You can, however, give it a try in the Guided Edit ➽ Photomerge ➽ Photomerge Exposure tool. A cheap add-on (Elements+) will do the job of focus stacking. But it would be best to use regular Photoshop or HeliconFocus.
Which program is better for focus stacking, Photoshop or HeliconFocus?
Photoshop is better at focus stacking than HeliconFocus. It takes longer to calculate, but the images look sharper and more lively. You can try this program for 30 days with full features and without a watermark.
If you look closely at both results, you can see why Photoshop takes so long to calculate: the photo stack from Photoshop looks sharper and more sparkly than the photo that rolls out of HeliconFocus.
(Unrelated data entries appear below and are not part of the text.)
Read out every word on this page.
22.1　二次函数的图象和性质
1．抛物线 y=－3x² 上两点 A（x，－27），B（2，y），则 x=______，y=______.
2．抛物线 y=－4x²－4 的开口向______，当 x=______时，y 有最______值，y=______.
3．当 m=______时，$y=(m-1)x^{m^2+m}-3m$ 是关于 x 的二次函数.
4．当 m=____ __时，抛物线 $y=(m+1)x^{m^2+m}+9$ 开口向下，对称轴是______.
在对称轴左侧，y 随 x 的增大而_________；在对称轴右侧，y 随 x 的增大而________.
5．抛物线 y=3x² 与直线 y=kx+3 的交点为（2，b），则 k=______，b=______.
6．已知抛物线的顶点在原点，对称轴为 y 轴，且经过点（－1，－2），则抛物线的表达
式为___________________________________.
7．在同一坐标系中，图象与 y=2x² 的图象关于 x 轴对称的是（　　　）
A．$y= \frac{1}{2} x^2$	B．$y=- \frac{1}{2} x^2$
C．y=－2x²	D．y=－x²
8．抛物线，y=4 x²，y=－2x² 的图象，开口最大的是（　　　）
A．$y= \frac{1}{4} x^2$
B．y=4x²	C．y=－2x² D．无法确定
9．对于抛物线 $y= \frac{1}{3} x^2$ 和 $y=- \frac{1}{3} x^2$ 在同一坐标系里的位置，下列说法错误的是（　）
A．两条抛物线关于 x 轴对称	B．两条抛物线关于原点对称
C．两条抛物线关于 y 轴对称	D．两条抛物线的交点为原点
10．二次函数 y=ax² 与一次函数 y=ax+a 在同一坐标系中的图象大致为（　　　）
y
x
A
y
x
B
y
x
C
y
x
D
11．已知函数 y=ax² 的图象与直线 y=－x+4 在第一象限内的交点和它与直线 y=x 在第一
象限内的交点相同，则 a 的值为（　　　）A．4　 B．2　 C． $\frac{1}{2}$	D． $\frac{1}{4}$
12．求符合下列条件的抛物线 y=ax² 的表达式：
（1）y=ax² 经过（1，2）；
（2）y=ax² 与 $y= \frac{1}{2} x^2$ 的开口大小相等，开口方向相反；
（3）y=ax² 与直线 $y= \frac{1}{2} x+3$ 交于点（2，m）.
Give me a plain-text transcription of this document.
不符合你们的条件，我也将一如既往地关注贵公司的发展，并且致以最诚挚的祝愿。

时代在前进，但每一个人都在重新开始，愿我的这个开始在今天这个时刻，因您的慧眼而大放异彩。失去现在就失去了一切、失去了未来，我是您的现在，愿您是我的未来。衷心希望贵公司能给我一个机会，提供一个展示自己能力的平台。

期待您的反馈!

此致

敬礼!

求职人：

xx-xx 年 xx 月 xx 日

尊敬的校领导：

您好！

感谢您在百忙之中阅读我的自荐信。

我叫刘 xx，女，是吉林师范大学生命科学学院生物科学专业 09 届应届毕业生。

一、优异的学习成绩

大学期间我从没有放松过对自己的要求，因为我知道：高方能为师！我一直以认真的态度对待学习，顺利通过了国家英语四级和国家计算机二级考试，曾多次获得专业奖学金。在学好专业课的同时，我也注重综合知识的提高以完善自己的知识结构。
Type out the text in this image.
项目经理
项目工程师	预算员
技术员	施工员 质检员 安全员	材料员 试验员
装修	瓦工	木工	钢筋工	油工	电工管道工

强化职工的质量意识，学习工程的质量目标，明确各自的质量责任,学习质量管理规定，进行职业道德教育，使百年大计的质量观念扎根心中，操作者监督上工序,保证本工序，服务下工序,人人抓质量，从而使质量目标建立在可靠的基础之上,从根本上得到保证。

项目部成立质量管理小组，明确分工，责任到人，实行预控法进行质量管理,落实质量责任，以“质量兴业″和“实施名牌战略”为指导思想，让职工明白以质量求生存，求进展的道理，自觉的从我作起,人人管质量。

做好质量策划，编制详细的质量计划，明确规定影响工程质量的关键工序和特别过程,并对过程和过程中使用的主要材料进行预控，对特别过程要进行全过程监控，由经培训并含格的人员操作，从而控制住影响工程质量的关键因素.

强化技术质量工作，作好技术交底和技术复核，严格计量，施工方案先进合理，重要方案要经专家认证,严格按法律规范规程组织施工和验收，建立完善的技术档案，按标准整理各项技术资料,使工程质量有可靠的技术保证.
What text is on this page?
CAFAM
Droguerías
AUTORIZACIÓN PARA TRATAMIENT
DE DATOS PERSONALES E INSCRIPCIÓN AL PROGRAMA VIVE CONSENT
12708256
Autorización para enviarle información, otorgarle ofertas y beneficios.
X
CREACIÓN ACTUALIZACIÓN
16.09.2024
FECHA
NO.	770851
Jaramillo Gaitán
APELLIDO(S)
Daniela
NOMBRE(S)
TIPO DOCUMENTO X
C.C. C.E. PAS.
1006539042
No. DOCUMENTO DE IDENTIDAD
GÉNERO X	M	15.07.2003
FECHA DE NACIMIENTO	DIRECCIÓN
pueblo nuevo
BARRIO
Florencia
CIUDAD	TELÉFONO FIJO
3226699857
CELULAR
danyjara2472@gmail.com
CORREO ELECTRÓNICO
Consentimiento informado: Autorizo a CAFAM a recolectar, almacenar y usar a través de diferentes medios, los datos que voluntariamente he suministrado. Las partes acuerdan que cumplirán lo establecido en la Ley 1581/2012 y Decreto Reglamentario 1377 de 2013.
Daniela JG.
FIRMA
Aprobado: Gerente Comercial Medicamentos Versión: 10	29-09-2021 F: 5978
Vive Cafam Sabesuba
You can achieve very nice results with HeliconFocus. You can start the program for free for a month, and if you save a photo, there will be no watermark or teasing. Download the program from the HeliconSoft website.
➽ ON1 Photo RAW also has a focus stacking function. Check the next paragraph for a few easy steps.
How can I focus stack on ON1 Photo Raw?
ON1 Photo Raw has web-based software and a mobile app which allows focus stacking. Just select all images that need to be stacked, then select focus. It will create one hyperfocused image of all the selected photos. It is also possible to select and deselect pictures after you press ‘select focus.’ You can adjust the depth of field by using two sliders. Click save once you are happy with the results.